Wezel wasn’t happy with his play during spring practices, saying he had concentrated too much on adding muscle and sacrificed speed in the process. So he spent the summer shedding 10 pounds and working on his lateral quickness and agility, a decision he said is paying off.

Still, his size can be a detriment in the interior of the offensive line because much shorter defensive tackles have found it easier to knock him off balance.

“They always have the better leverage,” Wezel said. “It’s important for me to stay low, keep my pads low. It’s one of the things I have to concentrate on. The first step I take, I get my chest up sometimes.”

It’s been a difficult start to the season for the offensive line, a close-knit unit with a great deal of game experience. Wezel started seven games a year ago. The Black Bears have put up only 10 points in season-opening losses to FBS opponents Boston College and Tulane.
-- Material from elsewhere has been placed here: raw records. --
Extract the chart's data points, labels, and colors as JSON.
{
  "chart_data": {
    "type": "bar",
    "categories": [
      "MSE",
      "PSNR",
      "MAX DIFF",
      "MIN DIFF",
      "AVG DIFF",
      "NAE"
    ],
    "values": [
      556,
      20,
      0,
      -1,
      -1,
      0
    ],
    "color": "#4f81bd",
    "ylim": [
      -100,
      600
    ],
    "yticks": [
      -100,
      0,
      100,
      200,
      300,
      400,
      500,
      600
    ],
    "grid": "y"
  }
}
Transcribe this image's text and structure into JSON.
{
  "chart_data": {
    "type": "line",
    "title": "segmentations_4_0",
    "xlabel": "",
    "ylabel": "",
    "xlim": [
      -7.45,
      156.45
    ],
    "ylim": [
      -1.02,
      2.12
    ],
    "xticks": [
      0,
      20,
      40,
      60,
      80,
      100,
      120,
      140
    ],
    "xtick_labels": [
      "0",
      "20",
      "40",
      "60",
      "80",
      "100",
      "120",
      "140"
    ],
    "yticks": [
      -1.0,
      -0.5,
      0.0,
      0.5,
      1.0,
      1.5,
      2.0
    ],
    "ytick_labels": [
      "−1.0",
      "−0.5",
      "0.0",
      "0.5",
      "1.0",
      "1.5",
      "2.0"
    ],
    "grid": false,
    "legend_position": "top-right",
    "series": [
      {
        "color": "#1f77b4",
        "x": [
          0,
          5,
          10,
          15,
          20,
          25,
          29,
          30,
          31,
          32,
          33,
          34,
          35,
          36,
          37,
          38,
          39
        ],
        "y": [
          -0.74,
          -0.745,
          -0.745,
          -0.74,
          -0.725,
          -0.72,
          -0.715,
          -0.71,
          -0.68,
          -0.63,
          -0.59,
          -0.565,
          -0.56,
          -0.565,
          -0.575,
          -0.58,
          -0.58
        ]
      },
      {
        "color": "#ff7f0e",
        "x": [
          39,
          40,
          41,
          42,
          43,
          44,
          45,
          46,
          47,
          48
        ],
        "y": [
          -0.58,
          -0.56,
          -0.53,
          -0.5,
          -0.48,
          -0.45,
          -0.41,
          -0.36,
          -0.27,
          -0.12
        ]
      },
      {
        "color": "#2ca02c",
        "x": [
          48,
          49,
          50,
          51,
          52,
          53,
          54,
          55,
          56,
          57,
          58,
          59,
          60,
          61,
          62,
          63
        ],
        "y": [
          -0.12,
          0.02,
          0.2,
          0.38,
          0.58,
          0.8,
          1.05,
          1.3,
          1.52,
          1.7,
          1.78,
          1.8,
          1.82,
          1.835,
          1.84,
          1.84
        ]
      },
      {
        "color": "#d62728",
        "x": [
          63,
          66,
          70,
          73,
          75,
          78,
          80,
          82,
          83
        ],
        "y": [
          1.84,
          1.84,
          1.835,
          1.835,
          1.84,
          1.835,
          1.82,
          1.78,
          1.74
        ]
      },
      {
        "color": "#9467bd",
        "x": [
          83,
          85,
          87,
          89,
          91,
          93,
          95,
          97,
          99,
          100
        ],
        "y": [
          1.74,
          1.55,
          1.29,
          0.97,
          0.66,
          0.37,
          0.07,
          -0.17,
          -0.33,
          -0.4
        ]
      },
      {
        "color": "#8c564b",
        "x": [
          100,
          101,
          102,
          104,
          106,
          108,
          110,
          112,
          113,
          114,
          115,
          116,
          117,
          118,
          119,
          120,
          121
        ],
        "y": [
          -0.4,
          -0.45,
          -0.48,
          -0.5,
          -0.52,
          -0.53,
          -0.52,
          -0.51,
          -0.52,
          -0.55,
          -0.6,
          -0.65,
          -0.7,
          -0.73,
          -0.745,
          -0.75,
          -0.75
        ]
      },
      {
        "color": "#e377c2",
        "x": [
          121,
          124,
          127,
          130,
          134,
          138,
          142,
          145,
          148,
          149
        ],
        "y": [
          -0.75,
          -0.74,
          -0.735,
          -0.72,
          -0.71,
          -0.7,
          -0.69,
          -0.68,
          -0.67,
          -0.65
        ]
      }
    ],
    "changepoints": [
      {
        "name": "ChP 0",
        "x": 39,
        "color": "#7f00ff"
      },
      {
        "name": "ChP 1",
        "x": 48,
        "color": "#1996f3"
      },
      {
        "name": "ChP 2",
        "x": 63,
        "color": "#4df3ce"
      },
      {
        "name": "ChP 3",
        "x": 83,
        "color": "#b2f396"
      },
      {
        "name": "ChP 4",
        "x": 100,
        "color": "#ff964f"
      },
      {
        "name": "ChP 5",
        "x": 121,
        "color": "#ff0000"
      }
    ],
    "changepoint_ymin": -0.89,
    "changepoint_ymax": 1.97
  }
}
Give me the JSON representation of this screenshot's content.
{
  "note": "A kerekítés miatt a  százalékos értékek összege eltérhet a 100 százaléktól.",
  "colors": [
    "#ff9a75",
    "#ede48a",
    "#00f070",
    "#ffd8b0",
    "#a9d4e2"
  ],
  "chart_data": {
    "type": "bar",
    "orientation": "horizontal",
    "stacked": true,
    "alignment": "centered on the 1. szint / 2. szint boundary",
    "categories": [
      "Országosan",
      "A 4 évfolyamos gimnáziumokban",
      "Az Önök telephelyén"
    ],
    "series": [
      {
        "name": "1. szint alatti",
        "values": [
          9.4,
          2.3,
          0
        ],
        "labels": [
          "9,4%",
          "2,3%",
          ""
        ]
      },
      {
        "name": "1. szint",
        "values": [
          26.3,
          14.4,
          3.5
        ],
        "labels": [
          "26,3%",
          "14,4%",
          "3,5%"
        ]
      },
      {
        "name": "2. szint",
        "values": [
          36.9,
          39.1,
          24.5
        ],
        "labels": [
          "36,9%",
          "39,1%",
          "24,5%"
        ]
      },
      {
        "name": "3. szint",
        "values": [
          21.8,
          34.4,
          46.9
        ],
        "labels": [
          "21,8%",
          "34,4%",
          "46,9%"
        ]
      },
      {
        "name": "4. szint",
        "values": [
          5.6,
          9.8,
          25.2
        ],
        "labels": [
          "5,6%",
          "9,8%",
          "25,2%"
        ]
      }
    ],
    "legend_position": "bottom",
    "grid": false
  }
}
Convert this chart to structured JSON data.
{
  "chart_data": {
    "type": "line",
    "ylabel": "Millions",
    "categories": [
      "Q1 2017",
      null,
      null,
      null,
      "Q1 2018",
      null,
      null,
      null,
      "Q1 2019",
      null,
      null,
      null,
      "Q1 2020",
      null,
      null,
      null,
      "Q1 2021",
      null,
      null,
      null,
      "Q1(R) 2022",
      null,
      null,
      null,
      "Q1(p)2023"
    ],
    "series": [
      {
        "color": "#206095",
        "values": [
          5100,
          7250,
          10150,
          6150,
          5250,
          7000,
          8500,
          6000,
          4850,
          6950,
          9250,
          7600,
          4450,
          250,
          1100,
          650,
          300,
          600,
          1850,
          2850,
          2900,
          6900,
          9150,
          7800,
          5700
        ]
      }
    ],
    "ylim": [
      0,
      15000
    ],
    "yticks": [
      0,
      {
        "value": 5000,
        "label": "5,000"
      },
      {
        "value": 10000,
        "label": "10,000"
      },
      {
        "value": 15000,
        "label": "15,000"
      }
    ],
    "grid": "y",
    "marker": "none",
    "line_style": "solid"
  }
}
Cosgrove said none of the linemen have graded out to his expectations. He’d like to see Wezel, in particular, be more tenacious when firing off the line.

Wezel, who comes across as extremely mild-mannered, said that’s the plan. His grasp of a sport that is so foreign in his home country that no games are ever televised has improved dramatically in his six years in America.

Burrows said Wezel takes a back seat to nobody when studying film and understanding strategy.

His English has improved as well. Wezel chooses his words carefully, even stopping in mid-sentence to correct his grammar while answering a reporter’s question.

Burrows has helped out by tossing in German salutations when he sees Wezel, making it a point to wish him “Guten Morgen” (good morning).

“It makes my day every day when he says that,” Wezel said. “My roommate, Bruce Johnson, also, he speaks some German. Usually just the curse words.”

The next goal is to get the Rhode Island defensive line cursing. In English or German.